Answer: Any pair of schemes $X,Y$ have canonical maps to $S:=Spec(\mathbb{Z})$ and any map
$f: X\rightarrow Y$ is defined over $S$. Hence you may view an arbitry map of schemes as maps over the integers $\mathbb{Z}$. When working over a field $k$ you change your base scheme $S$ to $T:=Spec(k)$. There is a canonical map $\phi: \mathbb{Z}\rightarrow k$ mapping $\phi(m)=\phi(1+ \cdots + 1)=m\phi(1)=m\in k$. Hence the map $X \rightarrow S$ factors canonically as $X \rightarrow T \rightarrow S$. Hence when you are not working over a field $k$ you are working over $\mathbb{Z}$.
Example 1: If $k:=\mathbb{Q} \subseteq K:=\mathbb{Q}(i)$ you may look at two groups:
$$End_k(K)\text{ and }End_K(K).$$
Since $dim_k(K)=2$ it follows $End_k(K)=Mat(2,k)$ is the ring of $2\times 2$-matrices with coefficients in $k$ and $End_K(K)\cong K\cong k^2$. Hence when you change base field the situation changes.
Example 2: A map $\phi^*: Spec(K) \rightarrow Spec(K)$ defined over $k$
is given by an automorphism $\phi \in G(K/k)$ and there is only one map defined over $K$ - the identity map.
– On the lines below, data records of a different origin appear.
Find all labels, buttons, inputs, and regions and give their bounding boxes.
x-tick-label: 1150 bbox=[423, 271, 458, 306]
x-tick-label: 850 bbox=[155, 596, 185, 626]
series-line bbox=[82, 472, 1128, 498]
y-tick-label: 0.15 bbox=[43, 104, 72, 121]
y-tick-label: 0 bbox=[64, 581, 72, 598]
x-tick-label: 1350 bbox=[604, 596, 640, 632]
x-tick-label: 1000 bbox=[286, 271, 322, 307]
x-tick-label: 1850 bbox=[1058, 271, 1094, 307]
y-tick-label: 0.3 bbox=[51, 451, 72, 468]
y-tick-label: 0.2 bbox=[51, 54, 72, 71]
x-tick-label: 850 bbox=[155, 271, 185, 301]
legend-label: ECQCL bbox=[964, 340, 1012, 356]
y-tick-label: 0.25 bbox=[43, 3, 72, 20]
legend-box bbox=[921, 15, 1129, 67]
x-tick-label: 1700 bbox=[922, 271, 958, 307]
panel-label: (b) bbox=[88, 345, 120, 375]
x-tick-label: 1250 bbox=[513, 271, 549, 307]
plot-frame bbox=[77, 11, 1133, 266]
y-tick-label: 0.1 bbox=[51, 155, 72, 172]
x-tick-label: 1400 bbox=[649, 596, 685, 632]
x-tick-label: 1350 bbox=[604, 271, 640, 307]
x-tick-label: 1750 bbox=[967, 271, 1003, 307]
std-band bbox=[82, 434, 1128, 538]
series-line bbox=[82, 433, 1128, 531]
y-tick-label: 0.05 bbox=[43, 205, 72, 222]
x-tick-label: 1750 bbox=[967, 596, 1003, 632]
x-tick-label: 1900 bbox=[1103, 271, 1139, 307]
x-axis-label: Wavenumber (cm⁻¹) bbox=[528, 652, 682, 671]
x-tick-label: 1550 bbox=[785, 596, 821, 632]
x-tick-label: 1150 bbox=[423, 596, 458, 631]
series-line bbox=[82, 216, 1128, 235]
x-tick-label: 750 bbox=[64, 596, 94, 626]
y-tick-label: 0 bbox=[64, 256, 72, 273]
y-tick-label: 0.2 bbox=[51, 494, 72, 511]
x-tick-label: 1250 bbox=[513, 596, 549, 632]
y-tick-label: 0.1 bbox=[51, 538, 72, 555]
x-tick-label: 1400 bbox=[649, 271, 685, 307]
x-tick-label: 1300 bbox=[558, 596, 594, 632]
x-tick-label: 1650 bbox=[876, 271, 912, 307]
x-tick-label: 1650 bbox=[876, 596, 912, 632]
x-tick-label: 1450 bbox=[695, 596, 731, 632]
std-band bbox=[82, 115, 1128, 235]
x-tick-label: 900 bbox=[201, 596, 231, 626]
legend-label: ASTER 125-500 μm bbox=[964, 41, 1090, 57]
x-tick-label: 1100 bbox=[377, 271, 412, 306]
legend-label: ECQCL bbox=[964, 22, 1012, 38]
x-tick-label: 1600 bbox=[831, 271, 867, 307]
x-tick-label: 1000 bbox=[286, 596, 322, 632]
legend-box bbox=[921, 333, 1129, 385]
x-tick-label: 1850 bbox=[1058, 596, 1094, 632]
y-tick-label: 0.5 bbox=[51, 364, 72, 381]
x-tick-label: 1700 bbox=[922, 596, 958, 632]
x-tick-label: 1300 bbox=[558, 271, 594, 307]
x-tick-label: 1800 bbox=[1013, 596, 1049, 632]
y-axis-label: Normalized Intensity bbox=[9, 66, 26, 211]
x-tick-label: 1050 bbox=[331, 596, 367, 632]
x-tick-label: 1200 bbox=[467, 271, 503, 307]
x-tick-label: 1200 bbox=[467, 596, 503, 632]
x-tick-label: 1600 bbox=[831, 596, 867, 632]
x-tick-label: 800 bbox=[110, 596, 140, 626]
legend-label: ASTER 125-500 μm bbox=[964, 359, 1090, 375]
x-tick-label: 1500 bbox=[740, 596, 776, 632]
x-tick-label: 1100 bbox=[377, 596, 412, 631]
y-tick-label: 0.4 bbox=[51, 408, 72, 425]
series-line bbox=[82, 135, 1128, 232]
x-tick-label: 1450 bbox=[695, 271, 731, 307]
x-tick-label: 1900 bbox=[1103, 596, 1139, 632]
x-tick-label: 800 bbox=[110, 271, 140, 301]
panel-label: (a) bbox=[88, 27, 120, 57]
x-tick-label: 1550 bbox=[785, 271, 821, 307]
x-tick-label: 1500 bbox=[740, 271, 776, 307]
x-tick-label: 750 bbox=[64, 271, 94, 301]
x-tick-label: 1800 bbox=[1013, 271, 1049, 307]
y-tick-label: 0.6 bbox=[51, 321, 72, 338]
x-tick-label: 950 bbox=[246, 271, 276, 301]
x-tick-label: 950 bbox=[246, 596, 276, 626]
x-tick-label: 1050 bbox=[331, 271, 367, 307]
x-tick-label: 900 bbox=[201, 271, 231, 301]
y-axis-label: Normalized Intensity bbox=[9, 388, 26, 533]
The Galois group $G(K/k)$ enters in various formulas in algebraic number theory and arithmetic geometry, and when you change the base field, the set of morphisms changes and this relates to the Galois group.
Example 3: If $V\cong \mathbb{k}^{n+1}$ is a vector space over a field $k:=\mathbb{k}$, it follows there is a 1-1 correspondence between maps (over $k$)
$$ x: Spec(k) \rightarrow \mathbb{P}(V^*)$$
and lines $l_{x} \subseteq V$. Hence the $k$-rational points $x \in \mathbb{P}(V^*)(k)$ correspond 1-1 to lines $l_x \subseteq V$. This reflects the fact that projective space $\mathbb{P}(V^*)$ is a parameter space - it parametrize lines in $V$.